Parmesan-Buttermilk Pie Crust

  • 2 ½ cups all-purpose flour

  • 3 ounces Parmigiano-Reggiano cheese, finely shredded (about 1 packed cup)

  • ½ teaspoon kosher salt

  • ¼ teaspoon black pepper

  • ¾ cup cold unsalted butter, cubed

  • ¼ cup cold solid vegetable shortening, cubed

  • 6 tablespoons buttermilk


  1. Preheat oven to 400°F. Cut tomatoes into ½-inch-thick slices. Place about 7 or 8 slices (enough to cover top of pie) on a baking sheet lined with paper towels, and sprinkle with ¼ teaspoon of the salt. Cover with additional paper towels, and reserve.

  2. Arrange remaining tomatoes in a single layer on a lightly greased wire rack set on a large baking sheet. Sprinkle with ½ teaspoon of the salt. Bake in preheated oven until wilted and slightly dried out, 40 to 45 minutes. Cool completely, about 1 hour.

  3. Make Parmesan-Buttermilk Pie Crust. Instructions are below.

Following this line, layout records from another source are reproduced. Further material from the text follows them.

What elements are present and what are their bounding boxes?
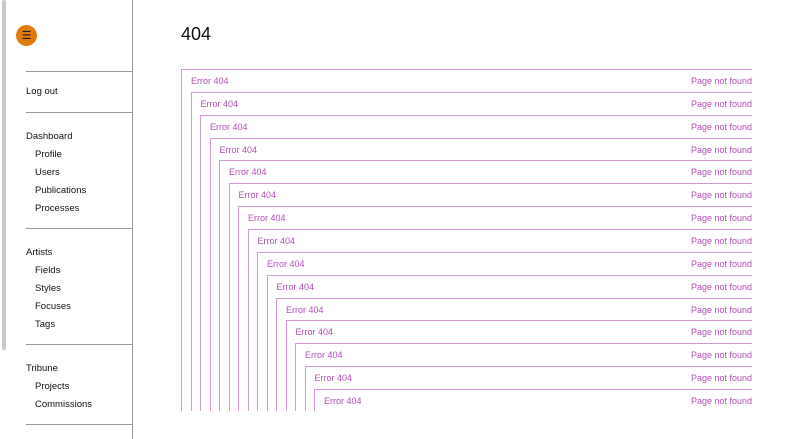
error-frame: Error 404 Page not found: [209, 137, 752, 411]
nav-projects[interactable]: Projects: [35, 381, 70, 392]
error-frame: Error 404 Page not found: [190, 91, 752, 411]
nav-users[interactable]: Users: [35, 167, 60, 178]
error-frame: Error 404 Page not found: [285, 320, 752, 411]
error-label: Error 404: [324, 395, 362, 406]
error-message: Page not found: [690, 373, 752, 384]
hamburger-icon: ☰: [21, 30, 32, 42]
error-label: Error 404: [276, 281, 315, 292]
nav-focuses[interactable]: Focuses: [35, 301, 71, 312]
error-frame: Error 404 Page not found: [257, 251, 752, 411]
divider: [26, 112, 133, 113]
error-frame: Error 404 Page not found: [314, 388, 752, 411]
divider: [26, 344, 133, 345]
error-label: Error 404: [210, 121, 248, 132]
error-message: Page not found: [690, 98, 752, 109]
nav-publications[interactable]: Publications: [35, 185, 87, 196]
nav-fields[interactable]: Fields: [35, 265, 61, 276]
error-message: Page not found: [690, 213, 752, 224]
error-message: Page not found: [690, 121, 752, 132]
nav-processes[interactable]: Processes: [35, 203, 80, 214]
error-message: Page not found: [690, 144, 752, 155]
divider: [26, 424, 133, 425]
scrollbar[interactable]: [2, 0, 6, 350]
error-label: Error 404: [305, 350, 343, 361]
error-label: Error 404: [267, 258, 305, 269]
nav-tribune[interactable]: Tribune: [26, 363, 58, 374]
error-label: Error 404: [286, 304, 324, 315]
logout-link[interactable]: Log out: [26, 86, 58, 97]
error-frame: Error 404 Page not found: [276, 297, 752, 411]
error-message: Page not found: [690, 304, 752, 315]
error-message: Page not found: [690, 235, 752, 246]
error-label: Error 404: [238, 190, 277, 201]
divider: [26, 228, 133, 229]
error-frame: Error 404 Page not found: [266, 274, 752, 411]
sidebar: ☰ Log out Dashboard Profile Users Public…: [0, 0, 133, 439]
error-message: Page not found: [690, 76, 752, 86]
error-message: Page not found: [690, 258, 752, 269]
error-label: Error 404: [257, 235, 296, 246]
error-label: Error 404: [229, 167, 267, 178]
error-label: Error 404: [200, 98, 239, 109]
error-label: Error 404: [295, 327, 334, 338]
divider: [26, 71, 133, 72]
nav-artists[interactable]: Artists: [26, 247, 53, 258]
error-frame: Error 404 Page not found: [219, 160, 752, 411]
page-title: 404: [181, 24, 212, 44]
error-message: Page not found: [690, 190, 752, 201]
error-label: Error 404: [191, 76, 229, 86]
nav-tags[interactable]: Tags: [35, 319, 56, 330]
nav-styles[interactable]: Styles: [35, 283, 61, 294]
error-frames: Error 404 Page not found Error 404 Page not…: [181, 69, 752, 411]
error-frame: Error 404 Page not found: [295, 343, 752, 411]
error-label: Error 404: [248, 213, 286, 224]
error-message: Page not found: [690, 395, 752, 406]
nav-commissions[interactable]: Commissions: [35, 399, 93, 410]
error-frame: Error 404 Page not found: [247, 228, 752, 411]
error-frame: Error 404 Page not found: [228, 183, 752, 411]
error-label: Error 404: [219, 144, 258, 155]
error-frame: Error 404 Page not found: [304, 366, 752, 411]
error-frame: Error 404 Page not found: [238, 206, 752, 411]
error-frame: Error 404 Page not found: [200, 114, 752, 411]
error-message: Page not found: [690, 350, 752, 361]
menu-button[interactable]: ☰: [16, 25, 37, 46]
error-message: Page not found: [690, 327, 752, 338]
error-label: Error 404: [314, 373, 353, 384]
error-message: Page not found: [690, 281, 752, 292]
error-frame: Error 404 Page not found: [181, 69, 752, 411]
nav-dashboard[interactable]: Dashboard: [26, 131, 73, 142]
nav-profile[interactable]: Profile: [35, 149, 62, 160]
error-message: Page not found: [690, 167, 752, 178]
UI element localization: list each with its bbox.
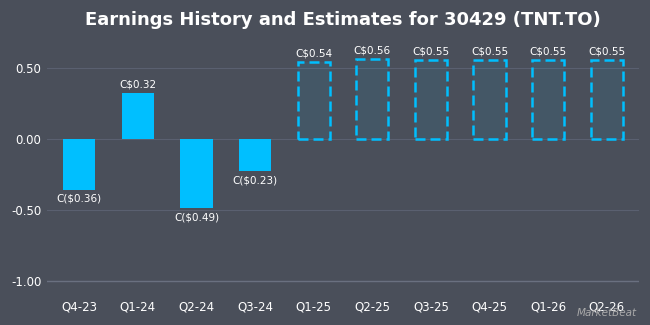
Text: C($0.49): C($0.49) [174,212,219,222]
Text: C$0.55: C$0.55 [412,47,449,57]
Bar [473,60,506,139]
Bar [63,139,96,190]
Title: Earnings History and Estimates for 30429 (TNT.TO): Earnings History and Estimates for 30429… [85,11,601,29]
Bar [239,139,271,172]
Bar [473,60,506,139]
Bar [591,60,623,139]
Text: C$0.56: C$0.56 [354,46,391,56]
Text: C$0.55: C$0.55 [588,47,625,57]
Text: C$0.55: C$0.55 [530,47,567,57]
Bar [122,93,154,139]
Bar [356,59,389,139]
Bar [180,139,213,209]
Text: C($0.23): C($0.23) [233,175,278,185]
Bar [298,62,330,139]
Bar [532,60,564,139]
Bar [415,60,447,139]
Bar [415,60,447,139]
Text: C$0.55: C$0.55 [471,47,508,57]
Bar [532,60,564,139]
Bar [298,62,330,139]
Bar [356,59,389,139]
Text: C($0.36): C($0.36) [57,194,102,203]
Text: C$0.32: C$0.32 [120,80,157,90]
Text: C$0.54: C$0.54 [295,48,332,58]
Bar [591,60,623,139]
Text: MarketBeat: MarketBeat [577,308,637,318]
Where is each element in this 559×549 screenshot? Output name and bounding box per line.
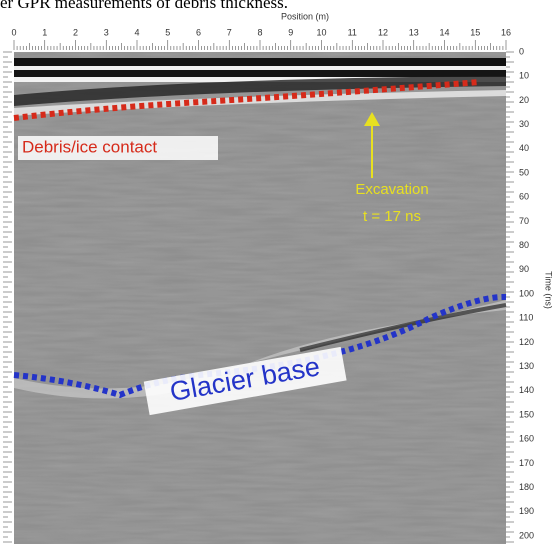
y-tick-label: 70: [519, 216, 529, 226]
y-tick-label: 170: [519, 458, 534, 468]
debris-line: [13, 79, 481, 121]
y-tick-label: 150: [519, 409, 534, 419]
debris-label: Debris/ice contact: [22, 137, 157, 156]
x-tick-label: 5: [165, 27, 170, 37]
x-tick-label: 10: [316, 27, 326, 37]
y-tick-label: 20: [519, 95, 529, 105]
y-axis-title: Time (ns): [544, 271, 554, 309]
x-axis-title: Position (m): [281, 11, 329, 21]
x-tick-label: 15: [470, 27, 480, 37]
y-tick-label: 10: [519, 71, 529, 81]
y-tick-label: 30: [519, 119, 529, 129]
x-tick-label: 2: [73, 27, 78, 37]
y-tick-label: 40: [519, 143, 529, 153]
caption: er GPR measurements of debris thickness.: [0, 0, 288, 12]
x-tick-label: 12: [378, 27, 388, 37]
excavation-label: Excavation: [355, 181, 428, 198]
y-tick-label: 90: [519, 264, 529, 274]
excavation-time: t = 17 ns: [363, 208, 421, 225]
x-tick-label: 3: [104, 27, 109, 37]
y-tick-label: 110: [519, 313, 533, 323]
y-tick-label: 140: [519, 385, 534, 395]
y-tick-label: 60: [519, 192, 529, 202]
x-tick-label: 0: [11, 27, 16, 37]
y-tick-label: 130: [519, 361, 534, 371]
y-tick-label: 120: [519, 337, 534, 347]
y-tick-label: 160: [519, 434, 534, 444]
x-tick-label: 4: [134, 27, 139, 37]
y-tick-label: 200: [519, 530, 534, 540]
y-tick-label: 80: [519, 240, 529, 250]
y-tick-label: 180: [519, 482, 534, 492]
x-tick-label: 1: [42, 27, 47, 37]
y-tick-label: 50: [519, 167, 529, 177]
y-tick-label: 190: [519, 506, 534, 516]
x-tick-label: 9: [288, 27, 293, 37]
x-tick-label: 14: [439, 27, 449, 37]
x-tick-label: 7: [227, 27, 232, 37]
x-tick-label: 6: [196, 27, 201, 37]
y-tick-label: 0: [519, 46, 524, 56]
x-tick-label: 13: [409, 27, 419, 37]
x-tick-label: 16: [501, 27, 511, 37]
x-tick-label: 11: [348, 27, 357, 37]
x-tick-label: 8: [257, 27, 262, 37]
radargram: [14, 52, 507, 544]
y-tick-label: 100: [519, 288, 534, 298]
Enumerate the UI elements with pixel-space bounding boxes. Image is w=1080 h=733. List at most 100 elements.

  4. While pie crust cools, cook bacon in a skillet over medium-high until fat is beginning to render, 4 to 5 minutes. Add chopped shallots, and cook until bacon is crisp and shallots are caramelized, 6 to 7 more minutes. Stir in garlic; cook until fragrant, about 1 minute. Using a slotted spoon, transfer bacon mixture to a plate lined with paper towels to drain. Cool 20 minutes.

  5. Stir together cheese, mayonnaise, basil, chives, Dijon, and egg until combined. Sprinkle with pepper and remaining ¼ teaspoon salt. Fold in bacon mixture.

  6. Gently spread a third of cheese mixture onto cooled Parmesan-Buttermilk Crust; layer with half of the roasted tomato slices in slightly overlapping pattern. Spread another third of cheese mixture on top of tomato slices. Repeat with remaining roasted tomato slices and cheese mixture. Top with reserved sliced fresh tomatoes, pressing filling gently into crust. Shield edges of pie with aluminum foil.

  7. Bake in preheated oven until filling is set, 40 to 45 minutes. Transfer to a wire rack, and let stand 1 hour before serving. Sprinkle with basil and chives.

Instructions for Parmesan-Buttermilk Pie Crust

  1. Pulse flour, cheese, 1/2 teaspoon salt, and 1/4 teaspoon pepper in food processor until combined. Add butter and shortening. Pulse until butter and shortening are pea size pieces, about 5 times. Drizzle in buttermilk processing until dough begins to just come together. Gather and lightly knead dough into a ball on a large piece of plastic wrap; flatten into disk and wrap tightly. Chill at least 2 hours or up to 2 days.

  2. Preheat oven to 400°F. Roll dough on a floured surface into a 15- to 16-inch circle about 1/3 inch thick. Transfer to a 9-inch deep dish pie plate. Trim edges leaving a 1-inch overhang. Fold edges under and crimp. Freeze dough at least 20 minutes.

  3. Line piecrust with parchment paper, and fill with pie weights or dried beans. Bake at 400°F 20 minutes. Remove parchment and weights and bake until edges are golden and bottom of crust is set, about 8 more minutes. Cool completely, about 30 minutes.


Whether using store-bought or homemade dough, don't forget to blind-bake the crust (bake it a bit on its own) before adding the filling. This extra step will keep the crust from turning soggy as the pie bakes.